HTC's financial hiccup delays Valve's VR plans this year

Aug 28, 2015 13:05 GMT  ·  By

Announced in March this year, Valve's VR headset developed in tandem with HTC has been delayed for the public for 2016, with only a very limited number of developers receiving the headset later this year.

Designed to go head-to-head with Oculus Rift, the HTC Vive has been chosen to represent Valve as the official headset of the company's virtual reality platform. The headset will be connected to the company's Steam VR base station which is basically a box that will run valve's VR software and will allow the user to be tracked within a 15-square-foot area, and not only being limited to head tracking like the conventional rival headsets.

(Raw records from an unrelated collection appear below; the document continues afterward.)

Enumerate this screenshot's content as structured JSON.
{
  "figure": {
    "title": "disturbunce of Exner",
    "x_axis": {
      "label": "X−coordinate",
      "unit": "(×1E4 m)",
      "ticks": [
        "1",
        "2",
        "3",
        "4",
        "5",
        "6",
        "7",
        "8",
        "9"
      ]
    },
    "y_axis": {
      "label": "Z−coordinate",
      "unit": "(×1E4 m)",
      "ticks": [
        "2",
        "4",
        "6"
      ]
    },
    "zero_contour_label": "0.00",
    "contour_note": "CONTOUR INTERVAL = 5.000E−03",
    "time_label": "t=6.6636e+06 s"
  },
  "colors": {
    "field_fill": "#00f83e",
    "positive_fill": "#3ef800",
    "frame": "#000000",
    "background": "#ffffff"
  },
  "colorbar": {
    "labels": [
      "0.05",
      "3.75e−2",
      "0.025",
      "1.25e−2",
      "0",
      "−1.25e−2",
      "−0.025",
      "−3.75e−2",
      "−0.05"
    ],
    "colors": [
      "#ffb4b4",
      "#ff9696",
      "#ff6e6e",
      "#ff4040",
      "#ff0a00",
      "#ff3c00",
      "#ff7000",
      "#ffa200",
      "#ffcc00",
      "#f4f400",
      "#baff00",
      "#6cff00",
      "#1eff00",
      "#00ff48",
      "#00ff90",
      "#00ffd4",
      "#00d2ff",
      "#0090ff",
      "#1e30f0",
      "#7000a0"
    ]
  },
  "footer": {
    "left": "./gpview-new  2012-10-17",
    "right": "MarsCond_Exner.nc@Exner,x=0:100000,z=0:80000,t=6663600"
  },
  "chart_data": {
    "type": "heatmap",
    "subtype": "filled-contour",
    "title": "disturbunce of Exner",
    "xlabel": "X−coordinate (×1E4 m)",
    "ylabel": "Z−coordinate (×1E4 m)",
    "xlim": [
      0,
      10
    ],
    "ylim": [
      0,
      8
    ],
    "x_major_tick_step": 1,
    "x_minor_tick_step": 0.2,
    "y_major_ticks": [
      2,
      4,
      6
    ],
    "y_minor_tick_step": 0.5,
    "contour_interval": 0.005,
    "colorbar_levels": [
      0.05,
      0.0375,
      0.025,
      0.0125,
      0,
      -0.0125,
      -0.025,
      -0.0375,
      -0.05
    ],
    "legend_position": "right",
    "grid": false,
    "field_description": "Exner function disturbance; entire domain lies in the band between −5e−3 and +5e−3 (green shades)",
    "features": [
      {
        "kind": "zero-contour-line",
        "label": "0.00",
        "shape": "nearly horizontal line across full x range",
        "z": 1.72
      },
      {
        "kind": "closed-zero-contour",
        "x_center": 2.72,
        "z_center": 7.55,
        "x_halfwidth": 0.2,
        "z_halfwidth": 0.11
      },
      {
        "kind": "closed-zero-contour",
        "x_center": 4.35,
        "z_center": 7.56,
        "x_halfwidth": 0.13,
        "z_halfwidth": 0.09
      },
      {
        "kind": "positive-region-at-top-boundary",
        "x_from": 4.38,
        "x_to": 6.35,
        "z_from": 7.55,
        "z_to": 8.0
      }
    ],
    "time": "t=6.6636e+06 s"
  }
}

HTC promises the new Vive headset will remove jitter and will achieve photorealistic imagery via two 1200 x 1080 displays that refresh at 90 frames per second. The displays will apparently cover a user's entire field of vision with 360-degree views, by offering them much bigger scale than what competitors, and especially Oculus Rift. The headset will come with a pair of HTC-made wireless controllers for manipulating objects or shooting weapons through hand tracking.

HTC Vive must survive the HTC crisis to finally be profitable to Valve

Although no official explanation on why this delay occurs has been given by Valve, it could be very much possible related to HTC's recent financial regression and its 15% of workforce layoffs in China. HTC did disclose the fact that it will begin a more serious reorientation towards its VR industry, wishing to invest more manpower and funds into its virtual reality department, firing 2,000 people from its total of 15,685 would clearly need some staff to be reorganized and some priorities set.

Apparently, Valve wants to use the technology brought by HTC in its Steam VR box and has already developers working with its Developer Edition SDK to employ it in games either owned by Valve or new indie games built especially for the Steam VR.